Ann Arbor in particular is a critical part of the future of SE Michigan and Detroit benefits from the intellectual and innovative elements of Ann Arbor.
Symbiotically, without Detroit (and a strong Detroit) Ann Arbor is an isolated outpost lacking many of the big-city benefits it realizes by having a large metropolitan area as close as Detroit.
As a former Ann Arbor resident (I now live in Ferndale) I can attest that part of what contributes to Ann Arbor’s great quality of life is the benefit of living in a smaller University town while still having easy access to big-city amenities.
Why am I here?
Before I get into the throws of this blog I have been asked to write, I will try to provide some perspective on the experiences that color my view of the world and, more importantly, the lens through which I view the issue of moving Michigan forward.
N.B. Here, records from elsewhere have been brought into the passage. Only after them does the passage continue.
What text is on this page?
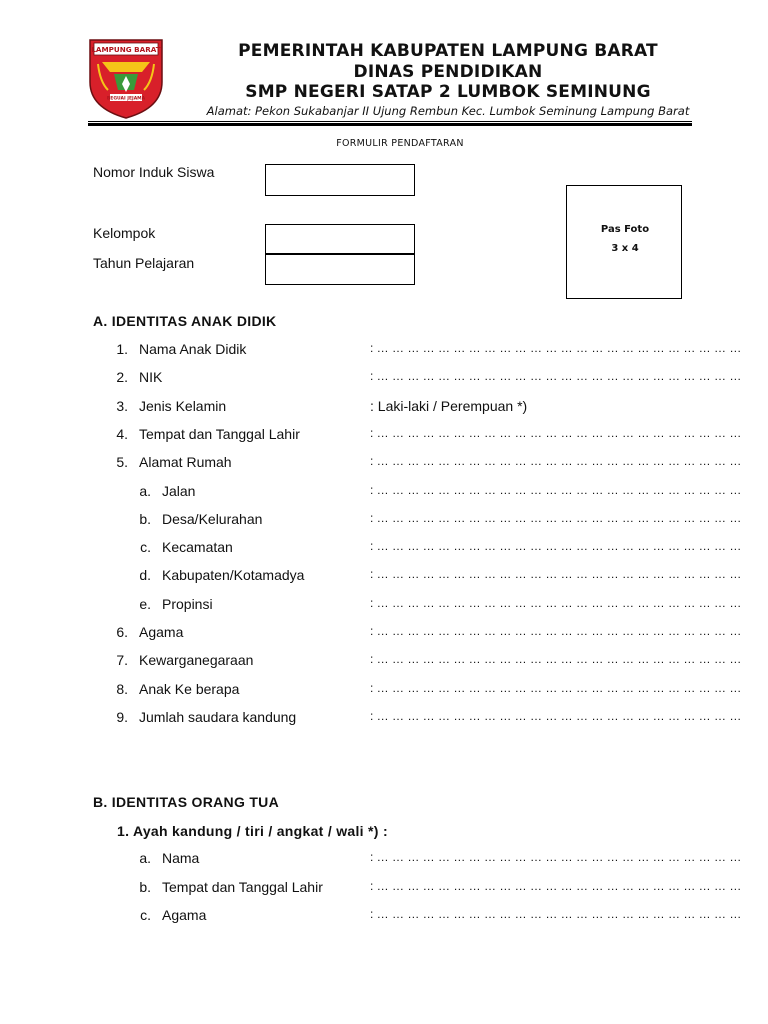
LAMPUNG BARAT
BEGUAI JEJAMA
PEMERINTAH KABUPATEN LAMPUNG BARAT
DINAS PENDIDIKAN
SMP NEGERI SATAP 2 LUMBOK SEMINUNG
Alamat: Pekon Sukabanjar II Ujung Rembun Kec. Lumbok Seminung Lampung Barat
FORMULIR PENDAFTARAN
Nomor Induk Siswa
Kelompok
Tahun Pelajaran
Pas Foto
3 x 4
A. IDENTITAS ANAK DIDIK
1. Nama Anak Didik	: … … … … … … … … … … … … … … … … … … … … … … … …
2. NIK	: … … … … … … … … … … … … … … … … … … … … … … … …
3. Jenis Kelamin	: Laki-laki / Perempuan *)
4. Tempat dan Tanggal Lahir	: … … … … … … … … … … … … … … … … … … … … … … … …
5. Alamat Rumah	: … … … … … … … … … … … … … … … … … … … … … … … …
a. Jalan	: … … … … … … … … … … … … … … … … … … … … … … … …
b. Desa/Kelurahan	: … … … … … … … … … … … … … … … … … … … … … … … …
c. Kecamatan	: … … … … … … … … … … … … … … … … … … … … … … … …
d. Kabupaten/Kotamadya	: … … … … … … … … … … … … … … … … … … … … … … … …
e. Propinsi	: … … … … … … … … … … … … … … … … … … … … … … … …
6. Agama	: … … … … … … … … … … … … … … … … … … … … … … … …
7. Kewarganegaraan	: … … … … … … … … … … … … … … … … … … … … … … … …
8. Anak Ke berapa	: … … … … … … … … … … … … … … … … … … … … … … … …
9. Jumlah saudara kandung	: … … … … … … … … … … … … … … … … … … … … … … … …
B. IDENTITAS ORANG TUA
1. Ayah kandung / tiri / angkat / wali *) :
a. Nama	: … … … … … … … … … … … … … … … … … … … … … … … …
b. Tempat dan Tanggal Lahir	: … … … … … … … … … … … … … … … … … … … … … … … …
c. Agama	: … … … … … … … … … … … … … … … … … … … … … … … …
I, along with my younger brother and sister, was born in Cadillac but raised in Muskegon by amazing parents. My dad was a teacher and coach at a Catholic school, my mom stayed home to raise the three of us. They managed to raise a family of five on today’s equivalent of $33,642. We qualified for food stamps but my parents wouldn’t take them. They felt they were able-bodied people who should be responsible for taking care of themselves. I didn’t realize we were "poor" at the time. I never knew any better.
Eventually, my father left teaching and became a life insurance salesman. By the time I was in the 8th grade, we were situated in more of a true middle class lifestyle. We once even got to take a vacation to Sea World in Ohio!
Jump to undergrad: Mechanical Engineering at Michigan Tech. University, after which I was on to the prototypical automotive career as an engineer at General Motors - mostly manufacturing engineering. I earned a Masters in Engineering from Purdue at night. I spent time as a line supervisor at Pontiac East Assembly Plant with about 30 UAW represented employees working in my department. I then moved to the roll of Business Manager of Final Assembly (125 hourly employees and 5 salaried supervisors) before "retiring" from the auto industry. I left GM in May of 2001 to attend business school at Stanford University.
After earning an MBA at Stanford I followed my wife to Ann Arbor where she was attending Law School at U of M. I was a post MBA career changer, moving into real estate development. I worked for a small developer for three years, and after my wife passed the Bar Exam, I started my own development company focusing on urban, infill redevelopment. That was two years ago. As you can imagine, it is a tough time to start a real estate business.
My wife and I have chosen Michigan as our home and the place we will build our careers and raise a family. I view Michigan and Detroit as a place with great opportunity and equally great challenges. I am often asked why I am here; why I came back and am now staying. People say to me "you have the skills to go anywhere in the world and succeed. Why are you screwing around in Detroit?" I am understandably asked similar questions by my business school classmates from New York, London, San Francisco, Chicago and other world class cities. However, the most fervent questioners are those born and raised here; life-long Michiganders who know this place for better and worse.
I am here because the Detroit region fits me. It’s real, unpretentious, maybe even slightly unrefined. It has history, character, challenges, potential and it has a future that I can be part of shaping. It is big enough to have everything a major metropolitan area can offer, while the circle of engaged individuals and organizations is small enough that you can get to know people and have a meaningful impact on your community.
I am here because I love this state, because there is opportunity amidst the challenges we now face and because even though I am young and early in my career (maybe precisely because of that) I can help shape Michigan’s future.